PEMBAHASAN: Buka luwur memiliki arti pembaruan kain luwur atau kain mori pada nisan, cungkup, makam, serta bangunan di sekitar makam. Hal tersebut dilakukan dalam rangka peringatan haul atau hari kematian namun, dalam Sunan Kudus, istilah "haul" tidak dipakai karena belum ada informasi pasti mengenai hari dan tanggal wafatnya Sunan Kudus hingga saat ini. Tradisi ini yang diperingati setiap 1 tahun sekali dengan puncak acara pada tanggal 10 Suro dalam penanggalan jawa atau 10 Muharam dalam penanggalan Hijriah, sebagai bentuk penghormatan kepada Sunan Kudus sebagai leluhur. Tradisi ini biasanya berlangsung selama 10 hari dan dilakkukan oleh panitia atau petugas khusus dan warga sekitar menara seperti warga desa Kauman dan desa Langgardalem. Ada beberapa rangkaian acara yang terdiri dari jamas pusaka, pelepasan kain luwur, doa rasul, terbangan, khataman quran, santunan anak yatim, pembuatan dan pembagian bubur asyura, pengajian umum, kirab, penyembelihan hewan kerbau untuk sego jangrik, puncak acaranya adalah upacara buka luwur nerupa penggantian kain luwur atau kain mori yang digunakan untuk makam Sunan Kudus selama setahun lalu, dan yang terakhir adalah pembagian sego jangkrik. Kepercayaan masyarakat terhadap nilai-nilai tradisi tersebut masih tinggi. Ketika dalam rangkaian kegiatan tersebut ribuan masyarakat baik dalam maupun luar turut hadir dalam tradisi tersebut. Kepercayaan masyarakat terhadap nilai-nilai tradisi tersebut masih tinggi. Ketika dalam rangkaian kegiatan tersebut ribuan masyarakat baik dalam maupun luar turut hadir dalam tradisi tersebut.

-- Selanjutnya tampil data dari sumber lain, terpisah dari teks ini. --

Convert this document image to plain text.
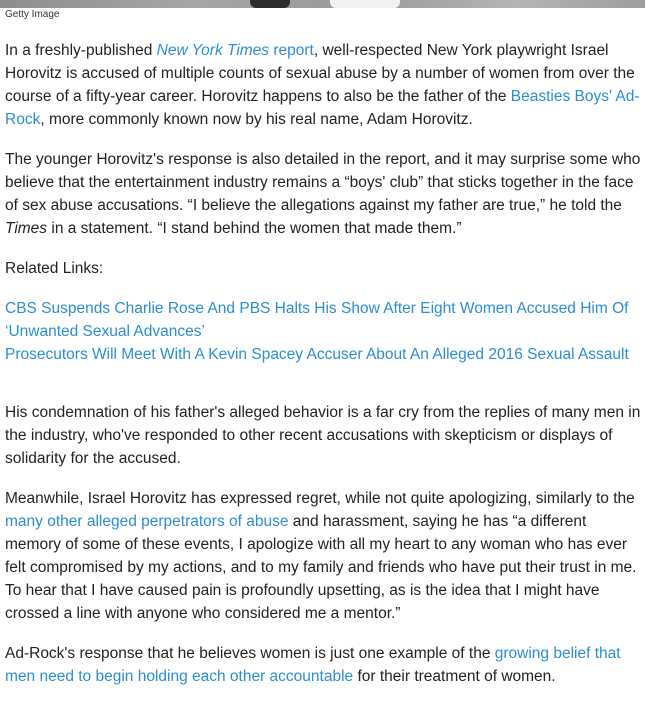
Getty Image

In a freshly-published New York Times report, well-respected New York playwright Israel Horovitz is accused of multiple counts of sexual abuse by a number of women from over the course of a fifty-year career. Horovitz happens to also be the father of the Beasties Boys' Ad-Rock, more commonly known now by his real name, Adam Horovitz.

The younger Horovitz's response is also detailed in the report, and it may surprise some who believe that the entertainment industry remains a “boys' club” that sticks together in the face of sex abuse accusations. “I believe the allegations against my father are true,” he told the Times in a statement. “I stand behind the women that made them.”

Related Links:

CBS Suspends Charlie Rose And PBS Halts His Show After Eight Women Accused Him Of ‘Unwanted Sexual Advances’
Prosecutors Will Meet With A Kevin Spacey Accuser About An Alleged 2016 Sexual Assault

His condemnation of his father's alleged behavior is a far cry from the replies of many men in the industry, who've responded to other recent accusations with skepticism or displays of solidarity for the accused.

Meanwhile, Israel Horovitz has expressed regret, while not quite apologizing, similarly to the many other alleged perpetrators of abuse and harassment, saying he has “a different memory of some of these events, I apologize with all my heart to any woman who has ever felt compromised by my actions, and to my family and friends who have put their trust in me. To hear that I have caused pain is profoundly upsetting, as is the idea that I might have crossed a line with anyone who considered me a mentor.”

Ad-Rock's response that he believes women is just one example of the growing belief that men need to begin holding each other accountable for their treatment of women.
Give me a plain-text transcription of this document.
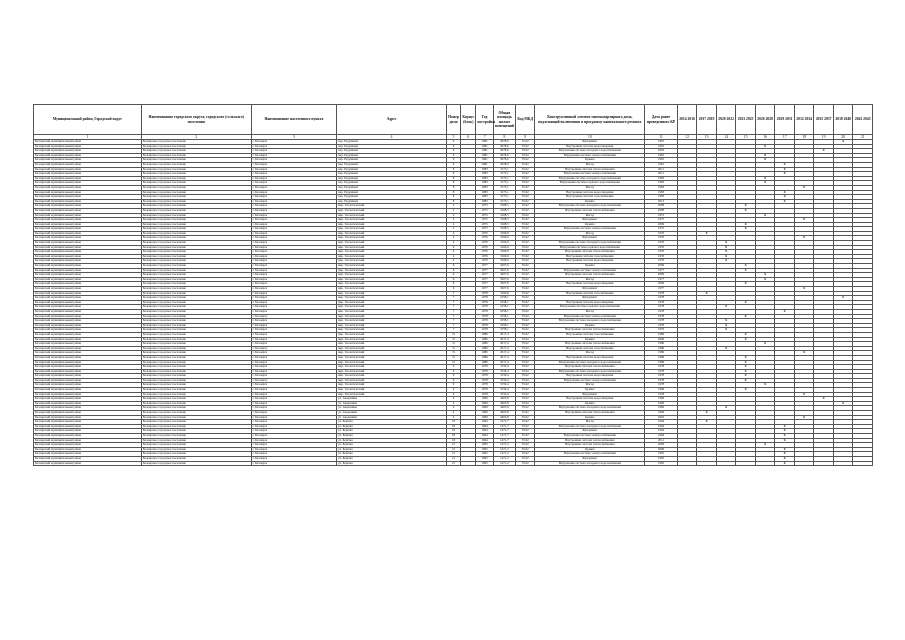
Муниципальный район, Городской округ	Наименование городского округа, городского (сельского) поселения	Наименование населенного пункта	Адрес	Номер дома	Корпус (блок)	Год постройки	Общая площадь жилых помещений	Код МКД	Конструктивный элемент многоквартирного дома, подлежащий включению в программу капитального ремонта	Дата ранее проведенного КР	2014 2016	2017 2019	2020 2022	2023 2025	2026 2028	2029 2031	2032 2034	2035 2037	2038 2040	2041 2043
1	2	3	4	5	6	7	8	9	10	11	12	13	14	15	16	17	18	19	20	21
Белоярский муниципальный район	Белоярское городское поселение	г. Белоярск	пер. Радужный	6		1981	2678,6	35.02	Фундамент	1981									X	
Белоярский муниципальный район	Белоярское городское поселение	г. Белоярск	пер. Радужный	6		1981	2678,6	35.02	Внутренняя система водоотведения	1981					X					
Белоярский муниципальный район	Белоярское городское поселение	г. Белоярск	пер. Радужный	6		1981	2678,6	35.02	Внутренняя система холодного водоснабжения	2002								X		
Белоярский муниципальный район	Белоярское городское поселение	г. Белоярск	пер. Радужный	6		1981	2678,6	35.02	Внутренняя система электроснабжения	1981					X					
Белоярский муниципальный район	Белоярское городское поселение	г. Белоярск	пер. Радужный	6		1981	2678,6	35.02	Крыша	1981					X					
Белоярский муниципальный район	Белоярское городское поселение	г. Белоярск	пер. Радужный	6		1981	2678,6	35.02	Фасад	1981						X				
Белоярский муниципальный район	Белоярское городское поселение	г. Белоярск	пер. Радужный	8		1983	3173,1	35.02	Внутренняя система теплоснабжения	2011						X				
Белоярский муниципальный район	Белоярское городское поселение	г. Белоярск	пер. Радужный	8		1983	3173,1	35.02	Внутренняя система электроснабжения	2011						X				
Белоярский муниципальный район	Белоярское городское поселение	г. Белоярск	пер. Радужный	8		1983	3173,1	35.02	Внутренняя система холодного водоснабжения	1983					X					
Белоярский муниципальный район	Белоярское городское поселение	г. Белоярск	пер. Радужный	8		1983	3173,1	35.02	Внутренняя система горячего водоснабжения	1983					X					
Белоярский муниципальный район	Белоярское городское поселение	г. Белоярск	пер. Радужный	8		1983	3173,1	35.02	Фасад	1983							X			
Белоярский муниципальный район	Белоярское городское поселение	г. Белоярск	пер. Радужный	8		1983	3173,1	35.02	Внутренняя система водоотведения	1983						X				
Белоярский муниципальный район	Белоярское городское поселение	г. Белоярск	пер. Радужный	8		1983	3173,1	35.02	Внутренняя система газоснабжения	1983						X				
Белоярский муниципальный район	Белоярское городское поселение	г. Белоярск	пер. Радужный	8		1983	3173,1	35.02	Крыша	2013						X				
Белоярский муниципальный район	Белоярское городское поселение	г. Белоярск	мкр. Геологический	2		1975	3108,5	35.02	Внутренняя система холодного водоснабжения	2008				X						
Белоярский муниципальный район	Белоярское городское поселение	г. Белоярск	мкр. Геологический	2		1975	3108,5	35.02	Внутренняя система теплоснабжения	2008				X						
Белоярский муниципальный район	Белоярское городское поселение	г. Белоярск	мкр. Геологический	2		1975	3108,5	35.02	Фасад	1975					X					
Белоярский муниципальный район	Белоярское городское поселение	г. Белоярск	мкр. Геологический	2		1975	3108,5	35.02	Фундамент	1975							X			
Белоярский муниципальный район	Белоярское городское поселение	г. Белоярск	мкр. Геологический	2		1975	3108,5	35.02	Крыша	2009				X						
Белоярский муниципальный район	Белоярское городское поселение	г. Белоярск	мкр. Геологический	2		1975	3108,5	35.02	Внутренняя система электроснабжения	1975				X						
Белоярский муниципальный район	Белоярское городское поселение	г. Белоярск	мкр. Геологический	4		1976	3166,9	35.02	Фасад	1976		X								
Белоярский муниципальный район	Белоярское городское поселение	г. Белоярск	мкр. Геологический	4		1976	3166,9	35.02	Фундамент	1976							X			
Белоярский муниципальный район	Белоярское городское поселение	г. Белоярск	мкр. Геологический	4		1976	3166,9	35.02	Внутренняя система холодного водоснабжения	1976			X							
Белоярский муниципальный район	Белоярское городское поселение	г. Белоярск	мкр. Геологический	4		1976	3166,9	35.02	Внутренняя система горячего водоснабжения	1976			X							
Белоярский муниципальный район	Белоярское городское поселение	г. Белоярск	мкр. Геологический	4		1976	3166,9	35.02	Внутренняя система теплоснабжения	1976			X							
Белоярский муниципальный район	Белоярское городское поселение	г. Белоярск	мкр. Геологический	4		1976	3166,9	35.02	Внутренняя система газоснабжения	1976			X							
Белоярский муниципальный район	Белоярское городское поселение	г. Белоярск	мкр. Геологический	4		1976	3166,9	35.02	Внутренняя система водоотведения	1976			X							
Белоярский муниципальный район	Белоярское городское поселение	г. Белоярск	мкр. Геологический	6		1977	3207,6	35.02	Крыша	2009				X						
Белоярский муниципальный район	Белоярское городское поселение	г. Белоярск	мкр. Геологический	6		1977	3207,6	35.02	Внутренняя система электроснабжения	1977				X						
Белоярский муниципальный район	Белоярское городское поселение	г. Белоярск	мкр. Геологический	6		1977	3207,6	35.02	Внутренняя система теплоснабжения	2009					X					
Белоярский муниципальный район	Белоярское городское поселение	г. Белоярск	мкр. Геологический	6		1977	3207,6	35.02	Фасад	1977					X					
Белоярский муниципальный район	Белоярское городское поселение	г. Белоярск	мкр. Геологический	6		1977	3207,6	35.02	Внутренняя система водоотведения	2009				X						
Белоярский муниципальный район	Белоярское городское поселение	г. Белоярск	мкр. Геологический	6		1977	3207,6	35.02	Фундамент	1977							X			
Белоярский муниципальный район	Белоярское городское поселение	г. Белоярск	мкр. Геологический	7		1978	3160,8	35.02	Внутренняя система газоснабжения	1978		X								
Белоярский муниципальный район	Белоярское городское поселение	г. Белоярск	мкр. Геологический	7		1978	1058,1	35.02	Фундамент	1978									X	
Белоярский муниципальный район	Белоярское городское поселение	г. Белоярск	мкр. Геологический	7		1978	1058,1	35.02	Внутренняя система водоотведения	1978				X						
Белоярский муниципальный район	Белоярское городское поселение	г. Белоярск	мкр. Геологический	7		1978	1058,1	35.02	Внутренняя система горячего водоснабжения	1978			X							
Белоярский муниципальный район	Белоярское городское поселение	г. Белоярск	мкр. Геологический	7		1978	1058,1	35.02	Фасад	1978						X				
Белоярский муниципальный район	Белоярское городское поселение	г. Белоярск	мкр. Геологический	7		1978	1058,1	35.02	Внутренняя система электроснабжения	1978				X						
Белоярский муниципальный район	Белоярское городское поселение	г. Белоярск	мкр. Геологический	7		1978	1058,1	35.02	Внутренняя система холодного водоснабжения	1978			X							
Белоярский муниципальный район	Белоярское городское поселение	г. Белоярск	мкр. Геологический	7		1978	1058,1	35.02	Крыша	1978			X							
Белоярский муниципальный район	Белоярское городское поселение	г. Белоярск	мкр. Геологический	7		1978	1058,1	35.02	Внутренняя система теплоснабжения	1979			X							
Белоярский муниципальный район	Белоярское городское поселение	г. Белоярск	мкр. Геологический	7а		1986	2017,4	35.02	Внутренняя система газоснабжения	1986				X						
Белоярский муниципальный район	Белоярское городское поселение	г. Белоярск	мкр. Геологический	7а		1986	2017,4	35.02	Крыша	2006				X						
Белоярский муниципальный район	Белоярское городское поселение	г. Белоярск	мкр. Геологический	7а		1986	2017,4	35.02	Внутренняя система теплоснабжения	1986					X					
Белоярский муниципальный район	Белоярское городское поселение	г. Белоярск	мкр. Геологический	7а		1986	2017,4	35.02	Внутренняя система газоснабжения	1986			X							
Белоярский муниципальный район	Белоярское городское поселение	г. Белоярск	мкр. Геологический	7а		1986	2017,4	35.02	Фасад	1986							X			
Белоярский муниципальный район	Белоярское городское поселение	г. Белоярск	мкр. Геологический	7а		1986	2017,4	35.02	Внутренняя система водоотведения	1986				X						
Белоярский муниципальный район	Белоярское городское поселение	г. Белоярск	мкр. Геологический	7а		1986	2017,4	35.02	Внутренняя система холодного водоснабжения	1986				X						
Белоярский муниципальный район	Белоярское городское поселение	г. Белоярск	мкр. Геологический	9		1978	3159,4	35.02	Внутренняя система теплоснабжения	1978				X						
Белоярский муниципальный район	Белоярское городское поселение	г. Белоярск	мкр. Геологический	9		1978	3159,4	35.02	Внутренняя система холодного водоснабжения	1978				X						
Белоярский муниципальный район	Белоярское городское поселение	г. Белоярск	мкр. Геологический	9		1978	3159,4	35.02	Внутренняя система водоотведения	1978				X						
Белоярский муниципальный район	Белоярское городское поселение	г. Белоярск	мкр. Геологический	9		1978	3159,4	35.02	Внутренняя система электроснабжения	1978				X						
Белоярский муниципальный район	Белоярское городское поселение	г. Белоярск	мкр. Геологический	9		1978	3159,4	35.02	Фасад	1978					X					
Белоярский муниципальный район	Белоярское городское поселение	г. Белоярск	мкр. Геологический	9		1978	3159,4	35.02	Крыша	1996				X						
Белоярский муниципальный район	Белоярское городское поселение	г. Белоярск	мкр. Геологический	9		1978	3159,4	35.02	Фундамент	1978							X			
Белоярский муниципальный район	Белоярское городское поселение	г. Белоярск	ул. Академика	4		1969	4405,8	35.02	Внутренняя система водоотведения	1969								X		
Белоярский муниципальный район	Белоярское городское поселение	г. Белоярск	ул. Академика	4		1969	4405,8	35.02	Крыша	1969									X	
Белоярский муниципальный район	Белоярское городское поселение	г. Белоярск	ул. Академика	4		1969	4405,8	35.02	Внутренняя система холодного водоснабжения	1969			X							
Белоярский муниципальный район	Белоярское городское поселение	г. Белоярск	ул. Академика	4		1969	4405,8	35.02	Внутренняя система теплоснабжения	1969		X								
Белоярский муниципальный район	Белоярское городское поселение	г. Белоярск	ул. Академика	4		1969	4405,8	35.02	Крыша	2002							X			
Белоярский муниципальный район	Белоярское городское поселение	г. Белоярск	ул. Берёзка	18		1964	1471,7	35.02	Фасад	1964		X								
Белоярский муниципальный район	Белоярское городское поселение	г. Белоярск	ул. Берёзка	18		1964	1471,7	35.02	Внутренняя система холодного водоснабжения	1964						X				
Белоярский муниципальный район	Белоярское городское поселение	г. Белоярск	ул. Берёзка	18		1964	1471,7	35.02	Фундамент	1964						X				
Белоярский муниципальный район	Белоярское городское поселение	г. Белоярск	ул. Берёзка	18		1964	1471,7	35.02	Внутренняя система электроснабжения	1964						X				
Белоярский муниципальный район	Белоярское городское поселение	г. Белоярск	ул. Берёзка	18		1964	1471,7	35.02	Внутренняя система теплоснабжения	2011						X				
Белоярский муниципальный район	Белоярское городское поселение	г. Белоярск	ул. Берёзка	21		1965	1471,2	35.02	Внутренняя система теплоснабжения	2009					X					
Белоярский муниципальный район	Белоярское городское поселение	г. Белоярск	ул. Берёзка	21		1965	1471,2	35.02	Крыша	2009						X				
Белоярский муниципальный район	Белоярское городское поселение	г. Белоярск	ул. Берёзка	21		1965	1471,2	35.02	Внутренняя система электроснабжения	1965						X				
Белоярский муниципальный район	Белоярское городское поселение	г. Белоярск	ул. Берёзка	21		1965	1471,2	35.02	Фундамент	1965						X				
Белоярский муниципальный район	Белоярское городское поселение	г. Белоярск	ул. Берёзка	21		1965	1471,2	35.02	Внутренняя система холодного водоснабжения	1965						X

Kegiatan tersebut meliputi,
a.Jamas Pusaka
Pada prosesi rangkaian acara yang pertama, yakni jamas pusaka. Jamas pusaka dilaksankan setiap hari senin atau kamis setelah hari tasyrik bulan zulhijah dengan diawali ritual ziarah makam Sunan Kudus. Ada beberapa pusaka yang dijamas, pusaka tersebut yang pertama adalah keris cinthaka. Model keris ini diyakini berasal dari masa akhir Majapahit. Desain keris tersebut mengikuti dhapur panimbal yang simbolisnya mencerminkan kebijaksanaan dan kekuasaan. Keris Cinthaka, dengan motif 'wos wutah', mencerminkan kekayaan, perlindungan, dan pengabdian kepada Tuhan. Keris ini dilengkapi dengan berbagai elemen seperti luk sembilan, lambe gajah, jalen, pejetan, tikel alis, sogokan ngajeng dan wingking, sraweyan, serta greneng duri. Emas yang ditempel di gandhik keris adalah jenis 'kinatah panji wilis', yang menjadi simbol topeng emas untuk wajah keris. Keris ini diamankan dalam peti, disimpan dibagian atas bangunan tajug dan yang kedua adalah sepasang tombak trisula sebagai lambang tanah merdeka wilayah kudus biasa tertancap di sisi mihrab atau pengimamam Masjid al- Aqsha.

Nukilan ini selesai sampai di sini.